[406]
We leave on the San Jacinto next Saturday, and I am making the most of the few charming hours yet left; for never did we have so delicious a spring.
I never knew such altogether perfect weather.
It is enough to make a saint out of the toughest old Calvinist that ever set his face as a flint.
How do you think New England theology would have fared if our fathers had been landed here instead of on Plymouth Rock?
The next you hear of me will be at the North, where our address is Forest Street, Hartford.
We have bought a pretty cottage there, near to Belle, and shall spend the summer there.
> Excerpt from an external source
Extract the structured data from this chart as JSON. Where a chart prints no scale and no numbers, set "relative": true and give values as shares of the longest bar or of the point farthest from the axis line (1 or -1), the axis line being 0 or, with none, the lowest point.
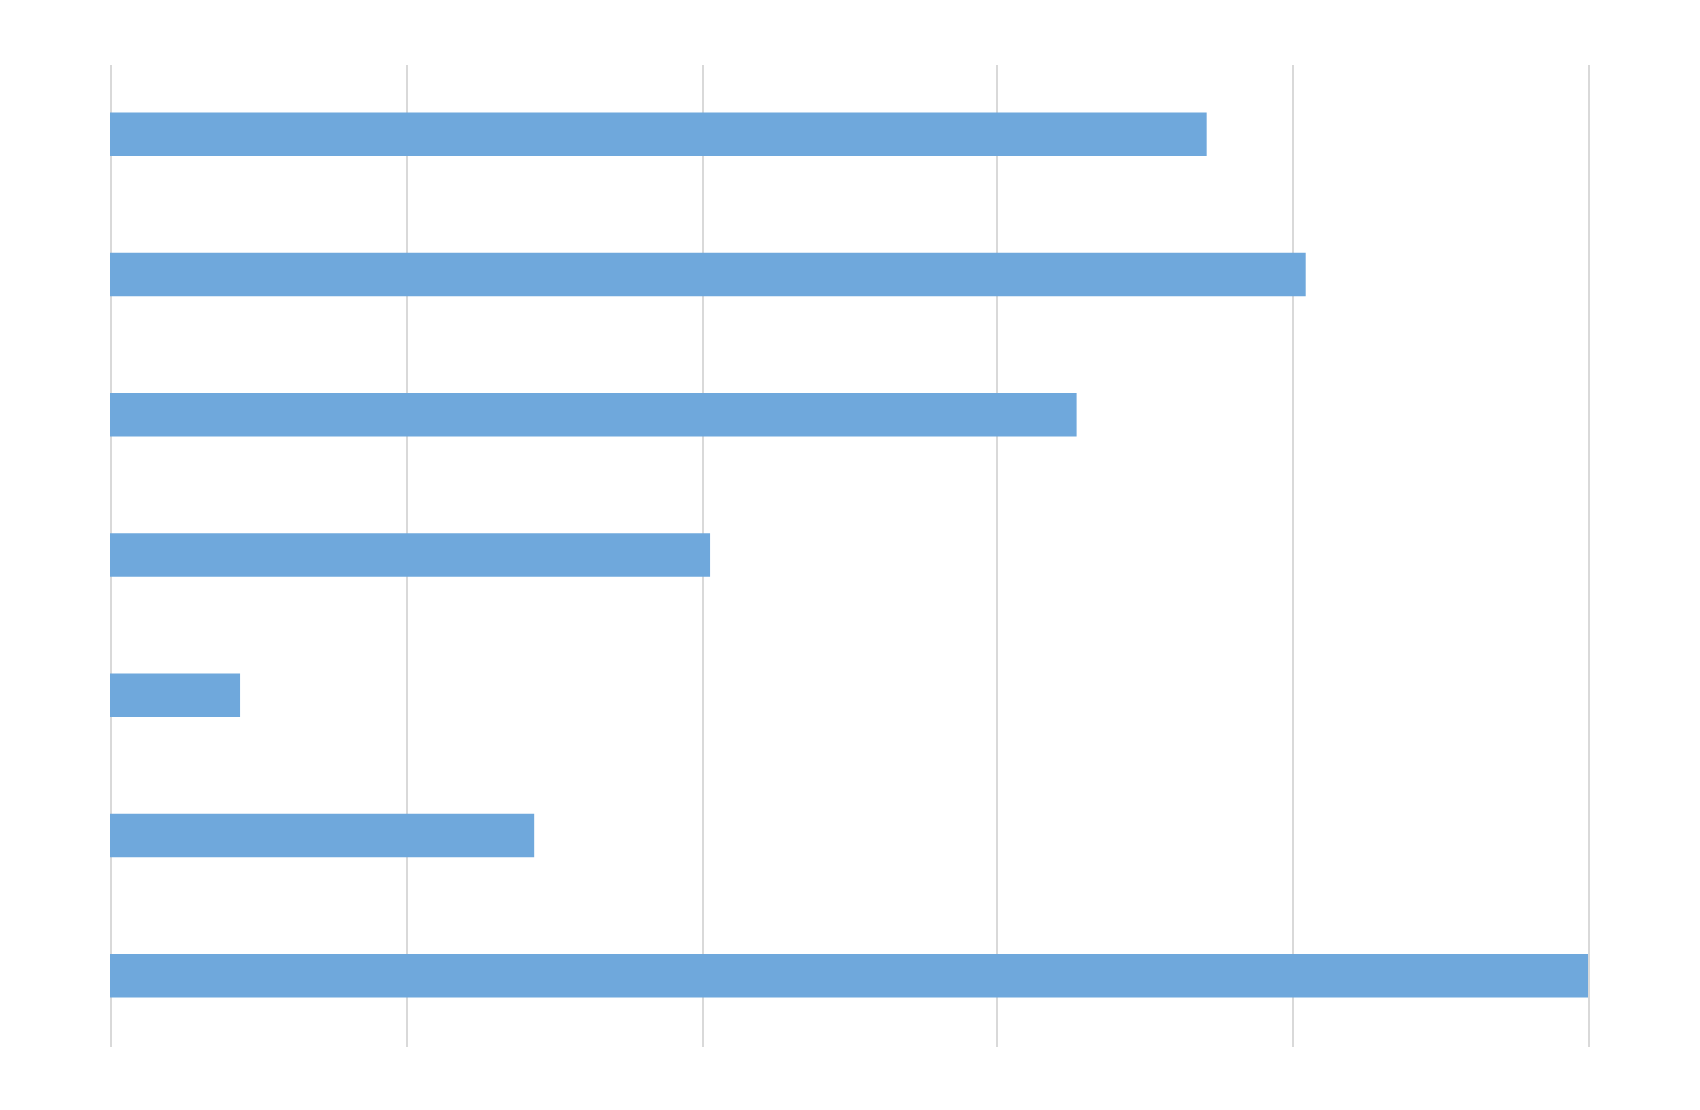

In a letter written in May of the following year to her son Charles, at Harvard,
Mrs. Stowe says:
I can hardly realize that this long, flowery summer, with its procession of blooms and fruit, has been running on at the same time with the snowbanks and sleet storms of the North.
But so it is. It is now the first of May.
Strawberries and blackberries are over with us; oranges are in a waning condition, few and far between.
Now we are going North to begin another summer, and have roses, strawberries, blackberries, and green peas come again.
I am glad to hear of your reading.
The effect produced on you by Jonathan Edwards is very similar to that produced on me when I took the same mental bath.
His was a mind whose grasp and intensity you cannot help feeling.
He was a poet in the intensity of his conceptions, and some of his sermons are more terrible than Dante's “Inferno.”